Cannes 2017: Grassadonia and Piazza’s Sicilian Ghost Story

“In Sicilian Ghost Story, co-directors Fabio Grassadonia and Antonio Piazza’s superb follow-up to 2013’s Critics’ Week prizewinner Salvo, the duo evocatively interweave the richness of fairy tales with the obscenity of Mafia control,” writes Jay Weissberg for Variety. “Based on the 1993 kidnapping of 12-year-old Giuseppe Di Matteo, held by the Mafia for 779 days in the hopes of silencing his informant father, the film invents a classmate with a crush who refuses to sweep Giuseppe’s disappearance under the rug.
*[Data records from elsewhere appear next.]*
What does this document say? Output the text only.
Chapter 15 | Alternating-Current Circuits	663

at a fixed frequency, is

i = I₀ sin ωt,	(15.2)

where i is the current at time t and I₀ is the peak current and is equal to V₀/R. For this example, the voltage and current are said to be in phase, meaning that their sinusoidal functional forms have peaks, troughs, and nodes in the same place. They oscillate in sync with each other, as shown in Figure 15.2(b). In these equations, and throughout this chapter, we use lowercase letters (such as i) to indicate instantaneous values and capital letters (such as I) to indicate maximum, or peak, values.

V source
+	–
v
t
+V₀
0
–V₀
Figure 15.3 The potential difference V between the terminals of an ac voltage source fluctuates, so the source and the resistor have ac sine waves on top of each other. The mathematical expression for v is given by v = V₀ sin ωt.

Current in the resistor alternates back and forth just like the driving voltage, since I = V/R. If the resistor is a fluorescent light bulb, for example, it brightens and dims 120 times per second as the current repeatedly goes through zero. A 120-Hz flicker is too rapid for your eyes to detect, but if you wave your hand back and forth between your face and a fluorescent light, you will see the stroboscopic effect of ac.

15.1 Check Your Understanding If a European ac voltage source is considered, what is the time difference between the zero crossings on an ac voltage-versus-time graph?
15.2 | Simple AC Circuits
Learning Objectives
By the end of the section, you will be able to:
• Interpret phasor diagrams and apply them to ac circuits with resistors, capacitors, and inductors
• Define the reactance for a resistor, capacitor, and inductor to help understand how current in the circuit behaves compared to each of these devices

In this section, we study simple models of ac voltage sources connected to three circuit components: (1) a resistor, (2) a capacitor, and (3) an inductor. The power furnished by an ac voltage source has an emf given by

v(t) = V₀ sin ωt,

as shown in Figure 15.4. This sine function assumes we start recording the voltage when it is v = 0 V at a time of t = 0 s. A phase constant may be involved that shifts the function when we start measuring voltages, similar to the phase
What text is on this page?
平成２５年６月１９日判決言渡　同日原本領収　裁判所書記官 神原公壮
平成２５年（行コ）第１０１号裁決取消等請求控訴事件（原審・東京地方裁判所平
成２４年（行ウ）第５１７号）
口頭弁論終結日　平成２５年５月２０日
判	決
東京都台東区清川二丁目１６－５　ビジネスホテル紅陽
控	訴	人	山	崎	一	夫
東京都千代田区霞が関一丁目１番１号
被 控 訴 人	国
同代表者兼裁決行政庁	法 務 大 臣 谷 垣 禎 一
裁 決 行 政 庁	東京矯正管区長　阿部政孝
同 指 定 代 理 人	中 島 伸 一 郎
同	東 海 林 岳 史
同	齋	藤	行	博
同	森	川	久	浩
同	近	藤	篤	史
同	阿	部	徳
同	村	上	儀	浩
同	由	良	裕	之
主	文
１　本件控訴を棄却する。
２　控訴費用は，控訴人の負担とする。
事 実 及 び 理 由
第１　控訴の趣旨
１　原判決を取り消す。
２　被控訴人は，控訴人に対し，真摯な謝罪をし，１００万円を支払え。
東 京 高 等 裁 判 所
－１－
Her bond with the kidnapped boy, manifested through fairy tale symbols—a forest, a cave, animals, a lake—seamlessly dovetails with reality, drawing to the surface the anguish of a lost life together with the disgraceful fact that we as a society allow ourselves not to be haunted by acts of inhumanity.”
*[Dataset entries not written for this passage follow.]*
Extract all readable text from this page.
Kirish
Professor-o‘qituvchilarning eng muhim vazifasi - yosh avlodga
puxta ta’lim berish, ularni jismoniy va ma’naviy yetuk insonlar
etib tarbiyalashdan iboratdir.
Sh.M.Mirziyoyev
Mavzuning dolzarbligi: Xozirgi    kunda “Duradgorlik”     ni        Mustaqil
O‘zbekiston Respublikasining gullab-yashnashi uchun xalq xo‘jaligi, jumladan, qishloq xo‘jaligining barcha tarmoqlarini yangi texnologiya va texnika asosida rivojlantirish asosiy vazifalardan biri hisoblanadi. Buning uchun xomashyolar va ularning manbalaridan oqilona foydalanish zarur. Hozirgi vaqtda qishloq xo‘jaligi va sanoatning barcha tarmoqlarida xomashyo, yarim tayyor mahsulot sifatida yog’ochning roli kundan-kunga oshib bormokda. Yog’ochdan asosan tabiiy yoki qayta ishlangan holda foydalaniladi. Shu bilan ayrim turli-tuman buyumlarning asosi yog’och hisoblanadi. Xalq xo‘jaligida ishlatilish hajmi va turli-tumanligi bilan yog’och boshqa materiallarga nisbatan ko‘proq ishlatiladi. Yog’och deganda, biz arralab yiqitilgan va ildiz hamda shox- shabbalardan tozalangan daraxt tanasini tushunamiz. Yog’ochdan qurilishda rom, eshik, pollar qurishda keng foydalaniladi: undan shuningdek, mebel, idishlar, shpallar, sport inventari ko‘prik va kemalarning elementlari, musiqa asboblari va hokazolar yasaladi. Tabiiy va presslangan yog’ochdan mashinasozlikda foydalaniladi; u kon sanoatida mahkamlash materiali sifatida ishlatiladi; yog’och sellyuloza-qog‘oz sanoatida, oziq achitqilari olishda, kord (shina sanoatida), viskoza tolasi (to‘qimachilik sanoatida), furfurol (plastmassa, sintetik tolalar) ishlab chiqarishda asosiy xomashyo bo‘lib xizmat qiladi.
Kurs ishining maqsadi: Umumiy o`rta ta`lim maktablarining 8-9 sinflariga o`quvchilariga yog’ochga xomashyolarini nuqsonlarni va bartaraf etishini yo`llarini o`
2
“A good deal of the film rests on the performances of the two newcomers,” finds Allan Hunter in Screen. “Julia Jedlikowska invests Luna [the classmate] with a burning ferocity. She has all the temper and sense of injustice of a teenager coping with her transition to adulthood and with a mother that couldn’t possibly understand what she is experiencing. Gaetano Fernandez has a natural charm and vulnerability as Giuseppe. The only misjudged performance comes from Sabine Timoteo whose severe, mannered work as Luna’s spectacularly unsympathetic mother seems to belong to a more florid horror story.”

“Cinematographer Luca Bigazzi masterfully conjures up the duality of nature as both a hostile environment of weeds, wires and stones and a magical forest filled with ferrets, owls and butterflies,” writes Deborah Young in the Hollywood Reporter. “A mysterious lake becomes the doorway to a hidden world where Luna envisions Giuseppe in captivity—but also a metaphysical space where his bones return to the earth.”
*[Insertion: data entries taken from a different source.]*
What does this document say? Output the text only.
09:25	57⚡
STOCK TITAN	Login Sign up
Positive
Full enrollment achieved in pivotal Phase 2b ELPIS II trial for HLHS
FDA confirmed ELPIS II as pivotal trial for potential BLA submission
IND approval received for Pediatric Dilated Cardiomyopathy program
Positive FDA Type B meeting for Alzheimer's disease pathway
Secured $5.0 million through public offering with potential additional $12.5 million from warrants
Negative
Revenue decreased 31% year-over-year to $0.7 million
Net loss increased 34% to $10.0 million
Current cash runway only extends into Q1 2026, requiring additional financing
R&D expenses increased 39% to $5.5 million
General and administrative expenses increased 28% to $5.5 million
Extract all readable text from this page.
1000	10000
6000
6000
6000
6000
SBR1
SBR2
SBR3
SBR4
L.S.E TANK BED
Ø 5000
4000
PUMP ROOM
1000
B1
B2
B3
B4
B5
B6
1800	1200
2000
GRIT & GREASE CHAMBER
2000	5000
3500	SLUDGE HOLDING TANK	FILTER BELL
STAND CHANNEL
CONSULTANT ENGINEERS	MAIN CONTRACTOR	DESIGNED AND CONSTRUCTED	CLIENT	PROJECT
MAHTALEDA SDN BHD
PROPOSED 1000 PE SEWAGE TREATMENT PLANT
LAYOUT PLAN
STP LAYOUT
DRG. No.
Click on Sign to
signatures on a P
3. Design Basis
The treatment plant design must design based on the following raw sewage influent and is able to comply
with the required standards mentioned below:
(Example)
Sicilian Ghost Story is not without its problems,” finds Marc van de Klashorst of the International Cinephile Society, but it does prove that “Salvo was not a fluke.” At the same time, desistfilm co-editor Mónica Delgado finds that the new film doesn’t quite measure up to that feature debut.

At Cineuropa, Camillo De Marco suggests that “the mafia is the dark fairy tale that haunts every Sicilian, a collective repressed memory. Indeed, if Sicilian Ghost Story has a flaw, it is perhaps the directors’ excessive generosity and need to communicate this condition.”